Were there any special caveats that you were looking
for when choosing the hotels that you visited? Were you
looking for places that definitely incorporated a strong
restaurant presence, or were you looking for the landmarks,
the older places?
A bit of both, really-the landmark, historic-because you
never want to let go of a historic hotel within the vicinity
and what that stands for. The one in Whitechapel, again,
when you think of where it was, how big it was- the Cambridge
pie-a-la-mode was invented there-these places are amazing
buildings just for the local community, let alone the business.
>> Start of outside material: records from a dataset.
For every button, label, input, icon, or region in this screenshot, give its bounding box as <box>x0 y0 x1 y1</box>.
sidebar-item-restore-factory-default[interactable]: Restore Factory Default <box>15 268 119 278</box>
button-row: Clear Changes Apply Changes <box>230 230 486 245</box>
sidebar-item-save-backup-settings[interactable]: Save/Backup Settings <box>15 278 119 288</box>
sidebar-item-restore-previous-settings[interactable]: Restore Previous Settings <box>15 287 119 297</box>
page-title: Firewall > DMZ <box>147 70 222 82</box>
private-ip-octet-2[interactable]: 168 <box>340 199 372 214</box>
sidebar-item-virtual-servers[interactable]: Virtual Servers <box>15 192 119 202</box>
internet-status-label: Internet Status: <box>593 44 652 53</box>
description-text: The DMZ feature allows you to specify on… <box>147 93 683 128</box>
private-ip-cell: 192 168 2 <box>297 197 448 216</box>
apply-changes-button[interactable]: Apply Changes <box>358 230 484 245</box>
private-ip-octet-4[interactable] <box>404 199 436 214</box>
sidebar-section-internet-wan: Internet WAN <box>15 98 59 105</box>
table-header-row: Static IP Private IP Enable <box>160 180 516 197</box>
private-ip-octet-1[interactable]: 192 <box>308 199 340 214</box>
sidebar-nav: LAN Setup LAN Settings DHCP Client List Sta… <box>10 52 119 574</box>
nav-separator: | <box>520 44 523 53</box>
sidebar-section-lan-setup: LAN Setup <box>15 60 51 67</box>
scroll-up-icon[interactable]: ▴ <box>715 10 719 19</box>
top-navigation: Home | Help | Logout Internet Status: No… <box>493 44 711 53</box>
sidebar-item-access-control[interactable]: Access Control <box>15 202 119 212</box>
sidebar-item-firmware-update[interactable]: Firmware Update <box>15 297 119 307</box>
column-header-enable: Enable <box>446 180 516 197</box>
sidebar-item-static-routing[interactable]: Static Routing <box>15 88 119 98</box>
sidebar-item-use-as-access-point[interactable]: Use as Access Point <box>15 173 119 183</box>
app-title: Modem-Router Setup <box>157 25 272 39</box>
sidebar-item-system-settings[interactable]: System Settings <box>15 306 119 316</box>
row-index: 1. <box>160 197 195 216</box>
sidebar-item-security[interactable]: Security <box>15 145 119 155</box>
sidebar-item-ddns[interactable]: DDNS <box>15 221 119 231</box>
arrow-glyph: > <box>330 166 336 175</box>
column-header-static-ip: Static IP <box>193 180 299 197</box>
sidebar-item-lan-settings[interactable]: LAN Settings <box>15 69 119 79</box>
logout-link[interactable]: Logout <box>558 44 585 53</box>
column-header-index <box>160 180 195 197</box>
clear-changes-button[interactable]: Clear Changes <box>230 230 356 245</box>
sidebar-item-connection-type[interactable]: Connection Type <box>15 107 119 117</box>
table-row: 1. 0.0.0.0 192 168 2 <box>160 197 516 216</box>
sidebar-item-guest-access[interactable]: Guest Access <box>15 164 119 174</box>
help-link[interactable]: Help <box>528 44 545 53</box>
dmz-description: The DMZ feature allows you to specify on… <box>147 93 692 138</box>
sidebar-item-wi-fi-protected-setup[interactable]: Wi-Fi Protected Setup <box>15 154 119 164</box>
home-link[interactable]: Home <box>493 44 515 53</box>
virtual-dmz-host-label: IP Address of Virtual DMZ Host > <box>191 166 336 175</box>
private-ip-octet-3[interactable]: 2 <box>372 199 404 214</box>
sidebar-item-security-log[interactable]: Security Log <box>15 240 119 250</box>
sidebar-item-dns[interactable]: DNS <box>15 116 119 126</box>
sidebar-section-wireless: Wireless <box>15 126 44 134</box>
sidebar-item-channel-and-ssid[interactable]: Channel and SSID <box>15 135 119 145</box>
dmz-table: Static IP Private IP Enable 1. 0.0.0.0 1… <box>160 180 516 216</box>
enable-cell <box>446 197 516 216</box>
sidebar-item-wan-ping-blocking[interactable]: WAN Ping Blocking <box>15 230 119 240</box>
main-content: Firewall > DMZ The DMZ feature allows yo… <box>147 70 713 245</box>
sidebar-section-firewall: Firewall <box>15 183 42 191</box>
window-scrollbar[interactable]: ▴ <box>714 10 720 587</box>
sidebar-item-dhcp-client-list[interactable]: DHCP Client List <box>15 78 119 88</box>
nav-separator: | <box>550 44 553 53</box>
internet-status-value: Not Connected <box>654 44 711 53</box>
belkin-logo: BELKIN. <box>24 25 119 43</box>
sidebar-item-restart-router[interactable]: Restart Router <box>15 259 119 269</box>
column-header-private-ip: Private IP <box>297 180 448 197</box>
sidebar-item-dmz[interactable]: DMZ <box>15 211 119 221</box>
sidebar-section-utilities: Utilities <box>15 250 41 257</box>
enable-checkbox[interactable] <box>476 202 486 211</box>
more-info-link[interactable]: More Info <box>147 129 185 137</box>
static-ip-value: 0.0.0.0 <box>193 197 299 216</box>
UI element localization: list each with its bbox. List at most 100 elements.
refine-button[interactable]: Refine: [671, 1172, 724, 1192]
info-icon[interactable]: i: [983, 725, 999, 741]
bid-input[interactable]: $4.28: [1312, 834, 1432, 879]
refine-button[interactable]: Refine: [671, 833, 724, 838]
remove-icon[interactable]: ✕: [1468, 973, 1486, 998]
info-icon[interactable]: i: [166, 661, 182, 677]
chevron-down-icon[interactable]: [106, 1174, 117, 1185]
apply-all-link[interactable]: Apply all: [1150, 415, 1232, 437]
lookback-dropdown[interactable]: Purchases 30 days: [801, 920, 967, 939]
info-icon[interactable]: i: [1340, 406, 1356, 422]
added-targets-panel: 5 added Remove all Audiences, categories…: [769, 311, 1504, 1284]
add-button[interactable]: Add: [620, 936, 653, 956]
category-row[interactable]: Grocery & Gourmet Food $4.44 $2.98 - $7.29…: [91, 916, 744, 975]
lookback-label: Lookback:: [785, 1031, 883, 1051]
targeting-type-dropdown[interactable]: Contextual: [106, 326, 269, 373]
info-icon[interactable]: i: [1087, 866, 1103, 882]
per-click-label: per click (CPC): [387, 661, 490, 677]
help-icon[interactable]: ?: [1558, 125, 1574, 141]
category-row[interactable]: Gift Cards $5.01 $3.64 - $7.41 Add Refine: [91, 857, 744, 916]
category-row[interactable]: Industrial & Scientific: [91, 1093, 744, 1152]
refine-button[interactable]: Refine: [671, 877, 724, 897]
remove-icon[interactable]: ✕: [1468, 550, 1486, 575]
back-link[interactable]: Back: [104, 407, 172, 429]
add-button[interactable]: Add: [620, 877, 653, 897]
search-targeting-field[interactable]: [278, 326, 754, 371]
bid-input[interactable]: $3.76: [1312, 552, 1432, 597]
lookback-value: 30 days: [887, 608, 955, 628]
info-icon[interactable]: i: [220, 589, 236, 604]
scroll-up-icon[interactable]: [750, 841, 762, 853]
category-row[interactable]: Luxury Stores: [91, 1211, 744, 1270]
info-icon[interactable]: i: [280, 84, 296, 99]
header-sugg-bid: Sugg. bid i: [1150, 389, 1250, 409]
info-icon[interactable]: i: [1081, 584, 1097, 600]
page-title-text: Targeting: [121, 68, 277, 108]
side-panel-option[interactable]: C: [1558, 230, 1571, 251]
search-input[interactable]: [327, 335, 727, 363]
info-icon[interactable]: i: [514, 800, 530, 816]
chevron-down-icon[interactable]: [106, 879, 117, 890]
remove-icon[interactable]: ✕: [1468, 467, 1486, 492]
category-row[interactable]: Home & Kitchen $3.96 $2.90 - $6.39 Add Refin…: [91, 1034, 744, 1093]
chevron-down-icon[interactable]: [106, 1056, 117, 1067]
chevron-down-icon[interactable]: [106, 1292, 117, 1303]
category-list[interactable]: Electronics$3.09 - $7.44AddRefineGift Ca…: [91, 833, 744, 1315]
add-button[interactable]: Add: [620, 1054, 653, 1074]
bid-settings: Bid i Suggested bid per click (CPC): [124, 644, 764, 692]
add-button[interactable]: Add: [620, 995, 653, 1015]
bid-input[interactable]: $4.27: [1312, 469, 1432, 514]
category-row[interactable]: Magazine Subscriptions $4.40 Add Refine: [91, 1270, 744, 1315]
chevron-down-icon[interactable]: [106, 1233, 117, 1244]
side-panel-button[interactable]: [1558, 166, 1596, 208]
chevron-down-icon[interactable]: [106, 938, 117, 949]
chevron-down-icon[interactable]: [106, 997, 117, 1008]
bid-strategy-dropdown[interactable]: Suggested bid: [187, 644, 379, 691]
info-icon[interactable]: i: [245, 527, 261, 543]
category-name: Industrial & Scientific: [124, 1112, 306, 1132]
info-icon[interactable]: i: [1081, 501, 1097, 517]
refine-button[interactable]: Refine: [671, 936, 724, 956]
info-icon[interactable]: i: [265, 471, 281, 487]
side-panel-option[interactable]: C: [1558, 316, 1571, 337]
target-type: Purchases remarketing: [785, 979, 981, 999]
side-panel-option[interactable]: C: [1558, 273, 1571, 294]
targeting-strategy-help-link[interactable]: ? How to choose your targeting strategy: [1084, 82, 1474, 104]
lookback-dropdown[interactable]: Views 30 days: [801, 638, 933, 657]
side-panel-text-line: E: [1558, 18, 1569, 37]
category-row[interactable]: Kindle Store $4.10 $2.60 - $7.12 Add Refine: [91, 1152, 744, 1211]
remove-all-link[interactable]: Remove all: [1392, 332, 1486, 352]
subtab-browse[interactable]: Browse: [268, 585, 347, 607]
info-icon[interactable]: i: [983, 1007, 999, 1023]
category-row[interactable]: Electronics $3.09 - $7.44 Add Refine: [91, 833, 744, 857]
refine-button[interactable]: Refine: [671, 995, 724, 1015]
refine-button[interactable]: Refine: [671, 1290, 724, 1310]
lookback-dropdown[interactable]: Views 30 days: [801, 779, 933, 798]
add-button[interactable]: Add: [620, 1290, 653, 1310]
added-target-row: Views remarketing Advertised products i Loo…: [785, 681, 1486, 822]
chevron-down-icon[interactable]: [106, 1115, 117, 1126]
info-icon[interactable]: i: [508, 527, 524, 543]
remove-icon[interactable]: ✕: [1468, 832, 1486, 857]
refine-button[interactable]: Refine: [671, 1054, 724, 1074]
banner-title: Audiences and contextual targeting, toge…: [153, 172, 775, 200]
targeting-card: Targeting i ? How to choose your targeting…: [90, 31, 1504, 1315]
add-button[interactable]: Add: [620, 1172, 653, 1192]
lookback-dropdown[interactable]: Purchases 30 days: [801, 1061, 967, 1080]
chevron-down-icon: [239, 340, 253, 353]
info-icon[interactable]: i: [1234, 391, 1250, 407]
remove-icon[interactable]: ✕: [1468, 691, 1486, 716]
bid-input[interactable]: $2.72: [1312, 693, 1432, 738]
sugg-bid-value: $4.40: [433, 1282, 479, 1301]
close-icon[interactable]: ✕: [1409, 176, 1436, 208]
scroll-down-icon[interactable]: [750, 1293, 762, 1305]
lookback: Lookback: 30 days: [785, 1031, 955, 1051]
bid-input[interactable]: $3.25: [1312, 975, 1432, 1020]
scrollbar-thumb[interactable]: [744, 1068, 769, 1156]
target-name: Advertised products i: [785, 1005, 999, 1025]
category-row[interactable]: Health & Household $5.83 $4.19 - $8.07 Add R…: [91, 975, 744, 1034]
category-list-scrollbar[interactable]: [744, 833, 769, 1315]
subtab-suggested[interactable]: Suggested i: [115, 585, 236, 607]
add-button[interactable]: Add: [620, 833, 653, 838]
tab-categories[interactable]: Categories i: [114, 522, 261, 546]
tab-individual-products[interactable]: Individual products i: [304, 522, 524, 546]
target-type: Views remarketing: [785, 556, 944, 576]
So it was sad, really, just to see how some of them have
not just lost their way but almost given up.
Like I said earlier, these things are relentless. You have
to be over everything-more so than a restaurant. A restaurant
can close down at Thanksgiving. We can shut it at Christmas,
Labor Day. We can close these places down and revamp them,
but hotels are taking an absolute pounding seven days a
week, and that is a big upkeep. Even if it's a 25 or 30
bedroom hotel, it still needs to be run efficiently.
I came across one hotel, and I couldn't quite understand
why there was this smell. It was horrific, and the room
was gorgeous. And he said, "Oh, we've had a sewage
problem." I said, "How long have you had it for?"
He said, "Well, it's been running for the last four
months." "Well how can you rent this place out
when it smells?" You can't smell that on TV.
But then literally two days later I found there was a pen
of pigs downstairs in the basement. They have these pigs-and
this is in the winter with snow on the ground, so if that's
what it smelled like in the winter, goodness knows what
it'd be like in the summer.
Did you find that the attitudes were different working
with these hotel owners who have so many different areas
of business to focus on from the stay in the rooms to the
restaurant and the quality of food versus working with people
who were just chefs?
I found the attitudes a little bit more disconcerting,
a little bit more arrogant, and almost like they were a
cut above the rest of them-you'll do as you're told, and
I'm an owner, and what I say goes. So because they buy antiques,
they thought they had the right to dictate his favorite
recipe on the menu, something like $47 upstate New York.
It was more expensive than my lunch menu in the middle of
Manhattan in New York. So yes, to be honest worse than chefs,
and I think pretentious beyond belief.
you're talking about balancing high standards for 365 days
a year, what are things that you do to ensure that yourself
and things that other hotel owners can do to ensure their
own high standards and quality?
Every day I have reports, up to 20, sometimes 30 individual
reports whether it's a coachhouse stay at the York &
Albany Hotel in London-a little boutique hotel-whether it's
an early supper or The Narrows, or even a steak last night
in Vegas. So I have mystery shoppers and mystery sleepers
that on a daily basis, seven days a week I spend over $100,000
a year on paying for complimentary meals in order to get
the good feedback I need on a daily basis to handle the
volume of customers we deal with.
We do make mistakes. There's no two ways about that. But
what I can reassure is that we can nip those mistakes in
the bud. Nothing festers. Nothing gets out of control. And
the bigger we become, I think the more important that we
focus on that customer feedback instantly. It's not like
waiting for a food critic to come in and eat; it literally
is five minutes after their experience. It's viral. We get
to deal with it. And we nail it immediately.